しかも右腕・・・。左腕が折れていた筈だ。
体も濡れていない?
「君は森から逃げてきたんだよ。血相を変えて校舎の中に入り込んだ。そして、アルバンヌ教師に声を掛け、『俺はどうなったのだ?』という意味不明な発言をしていたのだ」
「こ、校長先生・・・俺・・・は、なぜ、その様な発言を・・・?」
「このアンジェル学校は以前、生物実験を行っていて、様々な薬物を使用していた。確か、“人工生命体”の実験として、あらゆる生物と死した被検体を合成していたのだ」
「・・・じゃぁ、俺はそこから逃げて・・・」
「あの森には、幻覚作用のある薬物が振り撒かれた。だが生態的には何ら変化は起きなかった。しかも、合成した生物は闇へと葬られていたのだ。科学実験の為に、幻覚を自ら浴び飲み、如何にも成功したかのように見せることで、彼等は王国へ雇われた・・・」
そうか。学んだからと言って、持論に溺れていると”現実が見えなくなる”という事をデザースが話していた。貴族が騎士になるという幻を彼の父は見ていたから、決して逃げられぬ壁に立ち向かうのだと、彼は話していた。
「剣術がしたいなら、宿舎よりも校舎にある広場を使うとよい。そこでなら、他の生徒と相対することも出来るし、成長が見込めるだろう」
しかし、何故、この時期に野生生物と異なる合成生物と遭遇してしまったのか、理解が追い付かなかった。もしかすると、王国から送られる肉というのは・・・?

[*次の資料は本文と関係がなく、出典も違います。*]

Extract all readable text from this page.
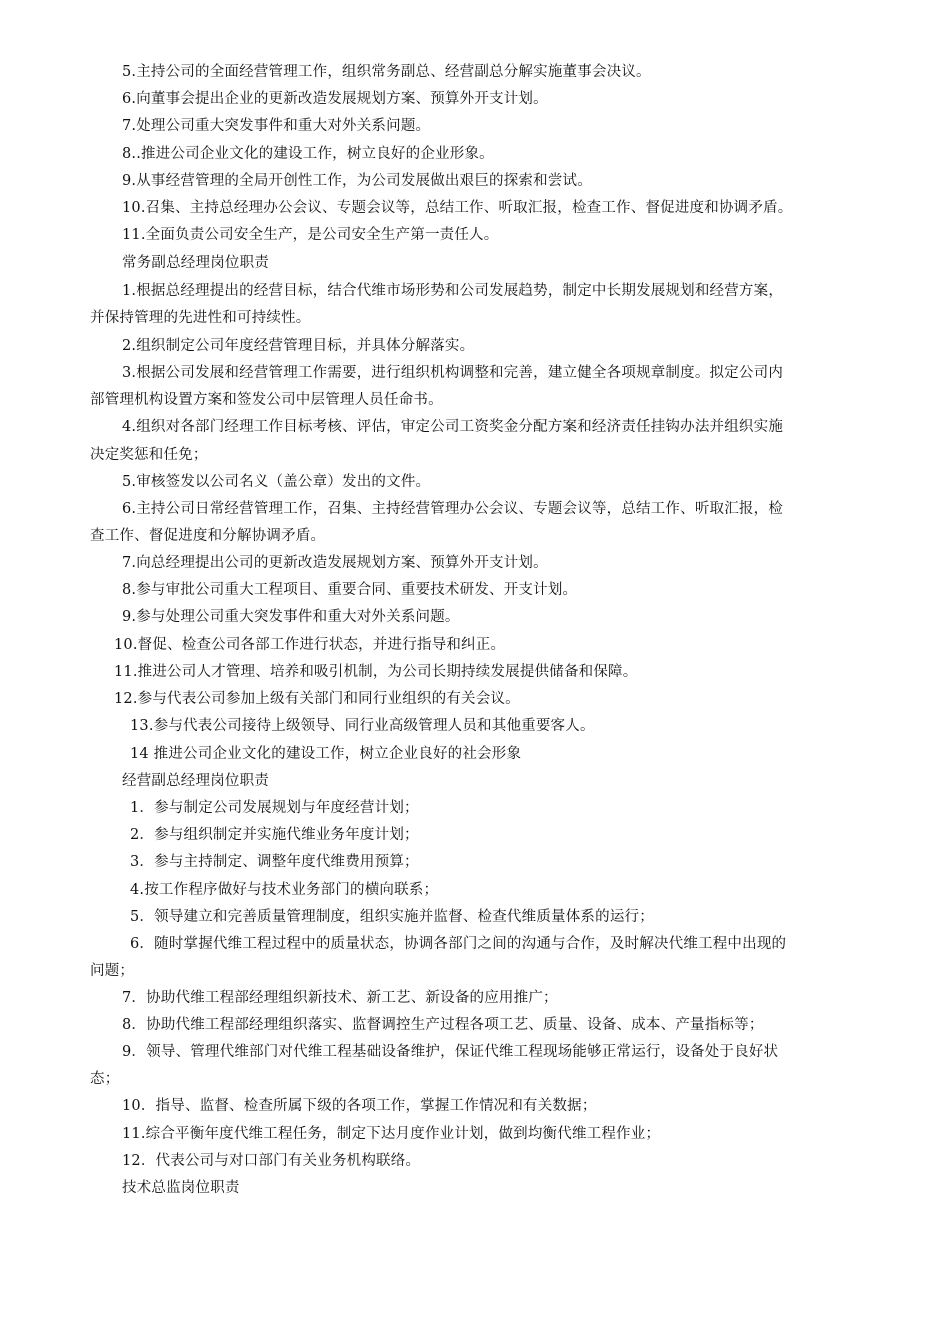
5.主持公司的全面经营管理工作，组织常务副总、经营副总分解实施董事会决议。
6.向董事会提出企业的更新改造发展规划方案、预算外开支计划。
7.处理公司重大突发事件和重大对外关系问题。
8..推进公司企业文化的建设工作，树立良好的企业形象。
9.从事经营管理的全局开创性工作，为公司发展做出艰巨的探索和尝试。
10.召集、主持总经理办公会议、专题会议等，总结工作、听取汇报，检查工作、督促进度和协调矛盾。
11.全面负责公司安全生产，是公司安全生产第一责任人。
常务副总经理岗位职责
1.根据总经理提出的经营目标，结合代维市场形势和公司发展趋势，制定中长期发展规划和经营方案，
并保持管理的先进性和可持续性。
2.组织制定公司年度经营管理目标，并具体分解落实。
3.根据公司发展和经营管理工作需要，进行组织机构调整和完善，建立健全各项规章制度。拟定公司内
部管理机构设置方案和签发公司中层管理人员任命书。
4.组织对各部门经理工作目标考核、评估，审定公司工资奖金分配方案和经济责任挂钩办法并组织实施
决定奖惩和任免；
5.审核签发以公司名义（盖公章）发出的文件。
6.主持公司日常经营管理工作，召集、主持经营管理办公会议、专题会议等，总结工作、听取汇报，检
查工作、督促进度和分解协调矛盾。
7.向总经理提出公司的更新改造发展规划方案、预算外开支计划。
8.参与审批公司重大工程项目、重要合同、重要技术研发、开支计划。
9.参与处理公司重大突发事件和重大对外关系问题。
10.督促、检查公司各部工作进行状态，并进行指导和纠正。
11.推进公司人才管理、培养和吸引机制，为公司长期持续发展提供储备和保障。
12.参与代表公司参加上级有关部门和同行业组织的有关会议。
13.参与代表公司接待上级领导、同行业高级管理人员和其他重要客人。
14 推进公司企业文化的建设工作，树立企业良好的社会形象
经营副总经理岗位职责
1．参与制定公司发展规划与年度经营计划；
2．参与组织制定并实施代维业务年度计划；
3．参与主持制定、调整年度代维费用预算；
4.按工作程序做好与技术业务部门的横向联系；
5．领导建立和完善质量管理制度，组织实施并监督、检查代维质量体系的运行；
6．随时掌握代维工程过程中的质量状态，协调各部门之间的沟通与合作，及时解决代维工程中出现的
问题；
7．协助代维工程部经理组织新技术、新工艺、新设备的应用推广；
8．协助代维工程部经理组织落实、监督调控生产过程各项工艺、质量、设备、成本、产量指标等；
9．领导、管理代维部门对代维工程基础设备维护，保证代维工程现场能够正常运行，设备处于良好状
态；
10．指导、监督、检查所属下级的各项工作，掌握工作情况和有关数据；
11.综合平衡年度代维工程任务，制定下达月度作业计划，做到均衡代维工程作业；
12．代表公司与对口部门有关业务机构联络。
技术总监岗位职责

「詮索しない事だ。皆に送られたのは確かに、馬や羊の肉であったのだろう?」
合成生物の実験材料だったのか、と一瞬疑ったが、俺には未だ知り得ない学問があるという事だけは分かった。だが、“人工生命体”とは何を示すのだろう?
それが分かるのはもっと先の事だろうか、と予言している自分が居た。
―――
「ライズ、腕を上げたなァ!」
「デザース、お前も・・・だッ!」
―ガキ―ィン―
あれ以来、俺は森に近寄る事を止めた。
デザースも父親の話をする事も無くなった。
光を帯びたり、未知の生物と遭遇する事はもう、無いだろう。